I love college basketball. I always have. When I was a kid I memorized who won the national championship in college basketball every year from 1960-2008. No joke, come ask me sometime. It’s safe to say I’m about as big of a college basketball fan as you can find, so what I’m about to write pains me greatly.
One afternoon over winter break I found myself watching the South Carolina vs. Memphis basketball game. The Gamecocks won (which really should be the main point here, especially considering we easily could have disbanded our men’s basketball program five years ago without anyone blaming us), but that wasn’t what stuck with me. It was the 68 combined fouls called and the 99 combined free throws shot. That’s not a misprint. There were almost twice as many fouls called as shots made, and South Carolina had more free throws than Memphis had shots from the field. It was a prime example of why college basketball is almost unwatchable today.
For the 2013-14 season the NCAA passed new rules in college basketball. Dubbed the “freedom of movement” rules, they emphasize better fundamental defense; which, if you look at what a score-fest the NBA is, probably wasn’t a bad idea. The problem is that the rules cut out just about any contact between a defender and the man with the ball. The thinking process was that a dribbler should be able to move freely and make an offensive move to score without getting bumped or hit in any way. Unfortunately, the rule has been taken to an extreme level in the last two years, to the point that it is hurting the college game.

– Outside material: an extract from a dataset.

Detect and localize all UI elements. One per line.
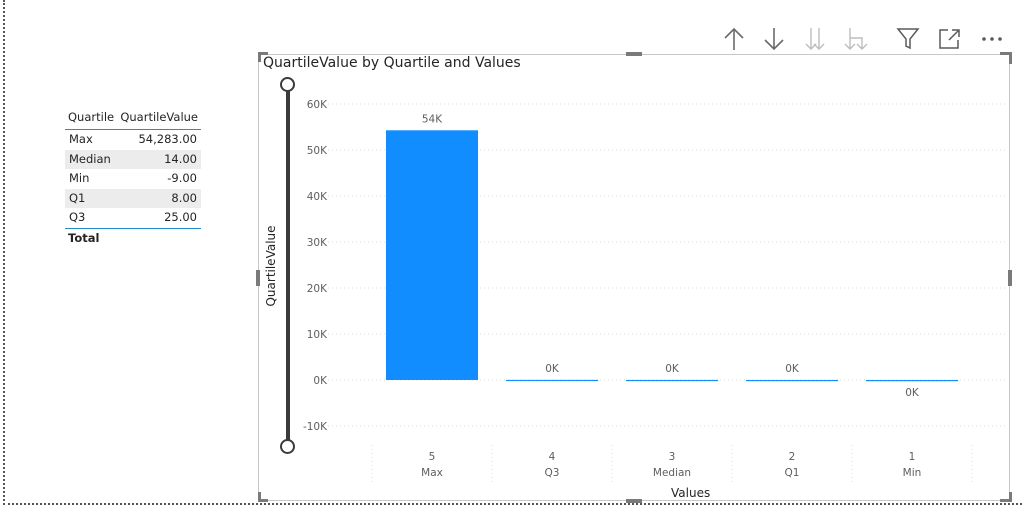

Today if you go up and get touched in the paint, it’s a foul almost 100 percent of the time. If you bump a ball handler 35 feet from the basket? Foul. It has almost completely eliminated the back-and-forth transition game in college because there’s a whistle on almost every play. Instead of promoting better defense, the new rules reward terrible basketball. Players throw themselves wildly into the lane because they know they’ll get calls, turning the game into a 40-minute free throw shooting contest. It’s horrible.

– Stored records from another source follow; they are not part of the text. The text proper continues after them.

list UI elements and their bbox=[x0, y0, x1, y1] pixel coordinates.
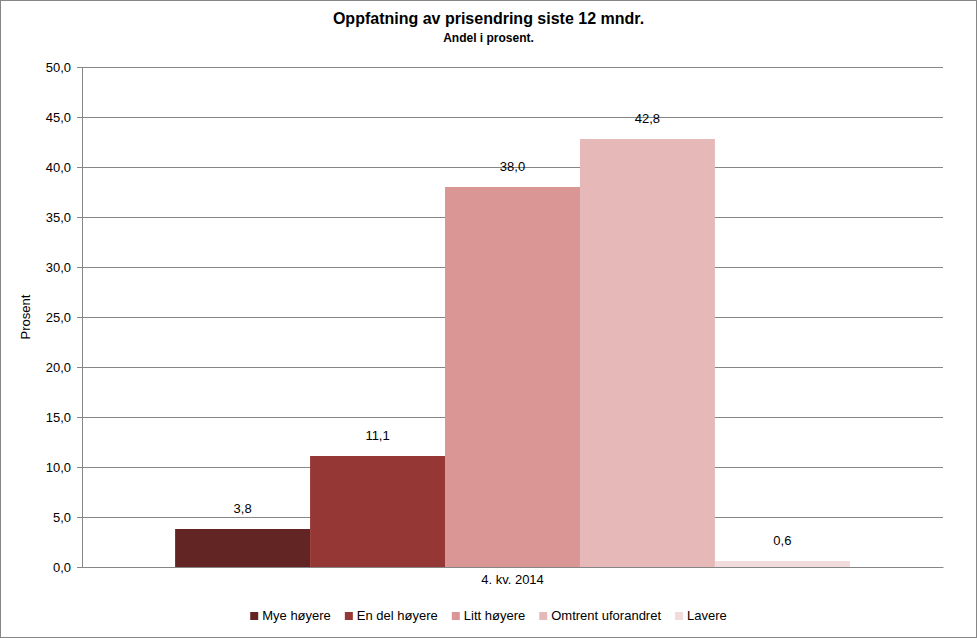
y-tick-mark bbox=[77, 567, 82, 568]
data-label: 38,0 bbox=[500, 159, 525, 174]
legend-label: Mye høyere bbox=[262, 608, 331, 623]
grid bbox=[82, 68, 943, 568]
y-tick-label: 30,0 bbox=[46, 260, 71, 275]
legend-item: En del høyere bbox=[345, 608, 438, 623]
subtitle: Andel i prosent. bbox=[443, 31, 534, 45]
legend-swatch bbox=[345, 612, 353, 620]
y-tick-label: 10,0 bbox=[46, 460, 71, 475]
legend-item: Omtrent uforandret bbox=[539, 608, 661, 623]
bar bbox=[310, 456, 445, 567]
y-tick: 45,0 bbox=[46, 110, 82, 125]
x-axis-line bbox=[83, 567, 944, 568]
legend-label: Lavere bbox=[687, 608, 727, 623]
y-axis-title: Prosent bbox=[18, 294, 33, 339]
y-tick-label: 0,0 bbox=[53, 560, 71, 575]
y-tick: 25,0 bbox=[46, 310, 82, 325]
y-tick-label: 35,0 bbox=[46, 210, 71, 225]
y-tick: 30,0 bbox=[46, 260, 82, 275]
chart-frame bbox=[1, 1, 977, 638]
y-tick-mark bbox=[77, 467, 82, 468]
grid-line bbox=[82, 567, 943, 568]
y-tick: 0,0 bbox=[53, 560, 82, 575]
y-axis: 0,0 5,0 10,0 15,0 20,0 25,0 30,0 35,0 40,0 45,0 50… bbox=[46, 60, 83, 575]
x-tick-label: 4. kv. 2014 bbox=[481, 572, 544, 587]
legend-label: En del høyere bbox=[357, 608, 438, 623]
legend-label: Omtrent uforandret bbox=[551, 608, 661, 623]
y-tick-label: 50,0 bbox=[46, 60, 71, 75]
data-label: 42,8 bbox=[635, 111, 660, 126]
y-tick: 35,0 bbox=[46, 210, 82, 225]
y-tick: 50,0 bbox=[46, 60, 82, 75]
y-tick-mark bbox=[77, 167, 82, 168]
legend-swatch bbox=[675, 612, 683, 620]
grid-line bbox=[82, 117, 943, 118]
legend-item: Litt høyere bbox=[452, 608, 525, 623]
y-tick: 5,0 bbox=[53, 510, 82, 525]
bar bbox=[715, 561, 850, 567]
y-tick-mark bbox=[77, 517, 82, 518]
legend-swatch bbox=[250, 612, 258, 620]
data-labels: 3,8 11,1 38,0 42,8 0,6 bbox=[234, 111, 792, 548]
y-tick-mark bbox=[77, 367, 82, 368]
bars bbox=[175, 139, 850, 567]
bar bbox=[175, 529, 310, 567]
y-tick-label: 5,0 bbox=[53, 510, 71, 525]
bar bbox=[445, 187, 580, 567]
y-tick-label: 20,0 bbox=[46, 360, 71, 375]
title: Oppfatning av prisendring siste 12 mndr. bbox=[333, 10, 644, 27]
x-axis: 4. kv. 2014 bbox=[83, 567, 944, 587]
y-tick-label: 40,0 bbox=[46, 160, 71, 175]
legend-label: Litt høyere bbox=[464, 608, 525, 623]
y-tick-mark bbox=[77, 417, 82, 418]
legend-swatch bbox=[452, 612, 460, 620]
x-tick: 4. kv. 2014 bbox=[481, 567, 544, 587]
data-label: 3,8 bbox=[234, 501, 252, 516]
data-label: 0,6 bbox=[773, 533, 791, 548]
y-tick: 20,0 bbox=[46, 360, 82, 375]
y-tick: 10,0 bbox=[46, 460, 82, 475]
y-tick-label: 45,0 bbox=[46, 110, 71, 125]
legend-swatch bbox=[539, 612, 547, 620]
chart: Oppfatning av prisendring siste 12 mndr.… bbox=[0, 0, 977, 638]
data-label: 11,1 bbox=[365, 428, 389, 443]
y-tick-mark bbox=[77, 67, 82, 68]
bar bbox=[580, 139, 715, 567]
y-tick: 15,0 bbox=[46, 410, 82, 425]
plot: 3,8 11,1 38,0 42,8 0,6 0,0 5,0 10,0 15,0 20,0 25,0… bbox=[46, 60, 944, 588]
y-tick: 40,0 bbox=[46, 160, 82, 175]
y-tick-mark bbox=[77, 117, 82, 118]
y-tick-label: 15,0 bbox=[46, 410, 71, 425]
legend: Mye høyere En del høyere Litt høyere Omtren… bbox=[250, 608, 727, 623]
y-tick-mark bbox=[77, 317, 82, 318]
y-axis-line bbox=[77, 68, 83, 568]
legend-item: Mye høyere bbox=[250, 608, 331, 623]
y-tick-mark bbox=[77, 217, 82, 218]
grid-line bbox=[82, 67, 943, 68]
y-tick-mark bbox=[77, 267, 82, 268]
y-tick-label: 25,0 bbox=[46, 310, 71, 325]
legend-item: Lavere bbox=[675, 608, 727, 623]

Here’s the bottom line: it’s impossible to not touch people in basketball. Guys shouldn’t get mugged going to the basket, but they shouldn’t get bailed out just because they were touched, either. You shouldn’t be allowed to grab someone dribbling the ball, but if you barely touch them with your hand, is that really a foul? Until the NCAA finds the happy medium between too rough and whatever it is we have now, the college game is going to suffer.